There also been a lot of talk about whether Armstrong was a director, or if he lied about his ownership. I think most of this talk stems from posters who aren't aware of the differences between large publicly held companies and small privately held companies. In a small private corporation, the investors typically get preferred stock, and the management/talent are granted common stock or more commonly options for common stock. Only the preferred stock holders have voting rights, and the votes are apportioned according to the investment percentage. I certainly don't know, but a good guess is that Thom Weisel held >51% of Tailwind, or controlled a parent shell corporation that held >51%. In that case, for nearly all decisions, excepting modifications to the corporate charter, he would hold complete power. Again, I don't know about Tailwind, but I do know about private corporations. Contrary to public companies, a board seat need not confer any power or knowledge of the operations.

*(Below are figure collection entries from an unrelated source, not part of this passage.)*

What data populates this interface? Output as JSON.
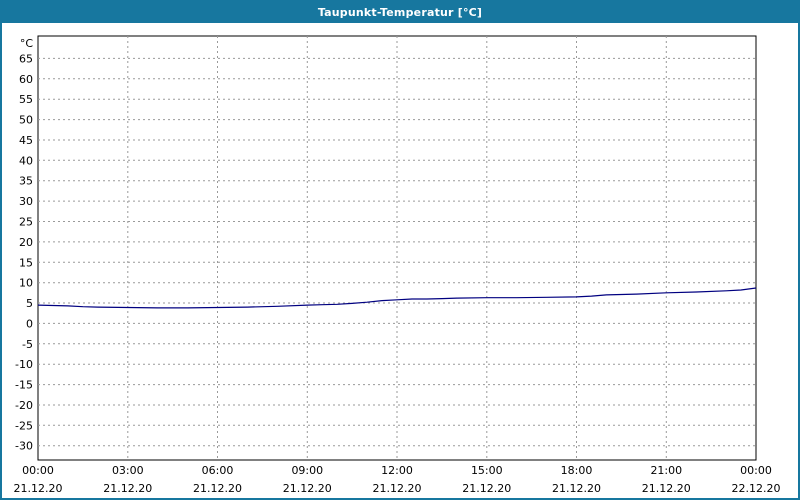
{
  "window": {
    "title": "Taupunkt-Temperatur [°C]"
  },
  "colors": {
    "titlebar": "#17779f",
    "page_border": "#17779f",
    "plot_border": "#000000",
    "background": "#ffffff",
    "grid": "#9a9a9a",
    "line": "#000080",
    "text": "#000000"
  },
  "chart_data": {
    "type": "line",
    "title": "Taupunkt-Temperatur [°C]",
    "ylabel_unit": "°C",
    "ylim": [
      -33.5,
      70.5
    ],
    "ytick_min": -30,
    "ytick_max": 65,
    "ytick_step": 5,
    "xlim_hours": [
      0,
      24
    ],
    "xtick_step_hours": 3,
    "grid": {
      "color": "#9a9a9a",
      "style": "dashed"
    },
    "legend_position": "none",
    "xticks": [
      {
        "time": "00:00",
        "date": "21.12.20"
      },
      {
        "time": "03:00",
        "date": "21.12.20"
      },
      {
        "time": "06:00",
        "date": "21.12.20"
      },
      {
        "time": "09:00",
        "date": "21.12.20"
      },
      {
        "time": "12:00",
        "date": "21.12.20"
      },
      {
        "time": "15:00",
        "date": "21.12.20"
      },
      {
        "time": "18:00",
        "date": "21.12.20"
      },
      {
        "time": "21:00",
        "date": "21.12.20"
      },
      {
        "time": "00:00",
        "date": "22.12.20"
      }
    ],
    "series": [
      {
        "name": "Taupunkt-Temperatur",
        "color": "#000080",
        "x_hours": [
          0,
          0.5,
          1,
          1.5,
          2,
          3,
          4,
          5,
          6,
          7,
          8,
          9,
          9.5,
          10,
          10.5,
          11,
          11.5,
          12,
          12.5,
          13,
          13.5,
          14,
          15,
          16,
          17,
          18,
          18.5,
          19,
          19.5,
          20,
          21,
          22,
          23,
          23.5,
          24
        ],
        "values": [
          4.5,
          4.4,
          4.3,
          4.1,
          4.0,
          3.9,
          3.8,
          3.8,
          3.9,
          4.0,
          4.2,
          4.5,
          4.6,
          4.7,
          4.9,
          5.2,
          5.6,
          5.8,
          6.0,
          6.0,
          6.1,
          6.2,
          6.3,
          6.3,
          6.4,
          6.5,
          6.7,
          7.0,
          7.1,
          7.2,
          7.5,
          7.7,
          8.0,
          8.2,
          8.7
        ]
      }
    ]
  }
}
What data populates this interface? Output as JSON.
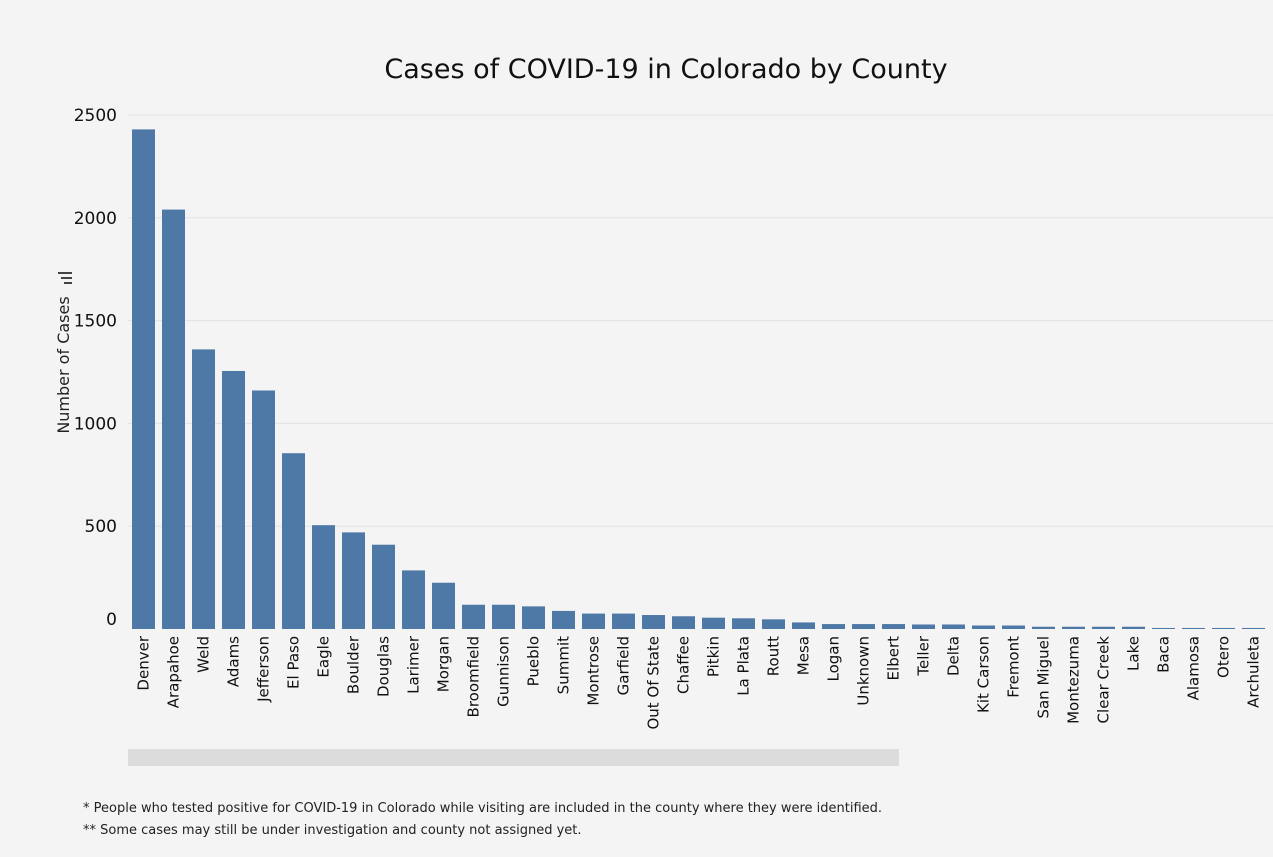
{
  "chart_data": {
    "type": "bar",
    "title": "Cases of COVID-19 in Colorado by County",
    "xlabel": "",
    "ylabel": "Number of Cases",
    "ylim": [
      0,
      2500
    ],
    "yticks": [
      0,
      500,
      1000,
      1500,
      2000,
      2500
    ],
    "grid": true,
    "bar_color": "#4e79a7",
    "categories": [
      "Denver",
      "Arapahoe",
      "Weld",
      "Adams",
      "Jefferson",
      "El Paso",
      "Eagle",
      "Boulder",
      "Douglas",
      "Larimer",
      "Morgan",
      "Broomfield",
      "Gunnison",
      "Pueblo",
      "Summit",
      "Montrose",
      "Garfield",
      "Out Of State",
      "Chaffee",
      "Pitkin",
      "La Plata",
      "Routt",
      "Mesa",
      "Logan",
      "Unknown",
      "Elbert",
      "Teller",
      "Delta",
      "Kit Carson",
      "Fremont",
      "San Miguel",
      "Montezuma",
      "Clear Creek",
      "Lake",
      "Baca",
      "Alamosa",
      "Otero",
      "Archuleta"
    ],
    "values": [
      2430,
      2040,
      1360,
      1255,
      1160,
      855,
      505,
      470,
      410,
      285,
      225,
      118,
      118,
      110,
      88,
      75,
      75,
      68,
      62,
      55,
      52,
      47,
      32,
      24,
      24,
      24,
      22,
      22,
      17,
      17,
      11,
      11,
      11,
      11,
      5,
      5,
      5,
      5
    ]
  },
  "footnotes": [
    "* People who tested positive for COVID-19 in Colorado while visiting are included in the county where they were identified.",
    "** Some cases may still be under investigation and county not assigned yet."
  ]
}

Armstrong would likely have not invested (much) money, but he could easily have had options with an "earn out" provision. That is, his share of ownership might change depending on the level of profit in a given year, or on the value of Tailwind at the time of a liquidity event. These provisions are common, and so the question "what percentage do you own" is not directly answerable. I was involved in one such arrangement in which the formula for earn out was sufficiently complicated that about 2 hours was needed to explain it.
On a separate topic, it is hard for me to justify any sense that the rug was pulled out from under Novitsky. Take the Balco case, which has some parallels. The grand jury was empanelled soon after the raid on Balco-- about October of 2003. The athletes completed their testimony by the end of the year, and indictments against the 3 Balco guys and Anderson came out in early February. Somewhere between 4 and 5 months. And they all spent some time in the pokey. Compare that to the indictment of Bonds on (as I recall) 27 counts of various crimes. That grand jury needed the full 24 months to get out the indictments. I think the very long time the GJ spent was a predictor of the outcome-- tried for 3 counts of perjury and 1 of obstruction of justice. In spite of the reality that everyone knows that Bonds lied about whether he injected himself and whether he knew he was taking steroids, the government had a very difficult time demonstrating perjury. The point is that if an indictment takes as long as the one involving Armstrong was taking, the case isn't very provable. And a case that isn't shaping up very well, coupled with the shambles of the Bonds and Clemens cases, leads to dropping the investigation. Novitsky and company shouldn't be complaining about the decision; if they had a good case they could have brought it already--before someone else made the decision to quit. On the other hand, it must be immensely frustrating to Novitsky to be quite sure that laws were broken, and broken by someone for whom he undoubtedly has a personal distaste.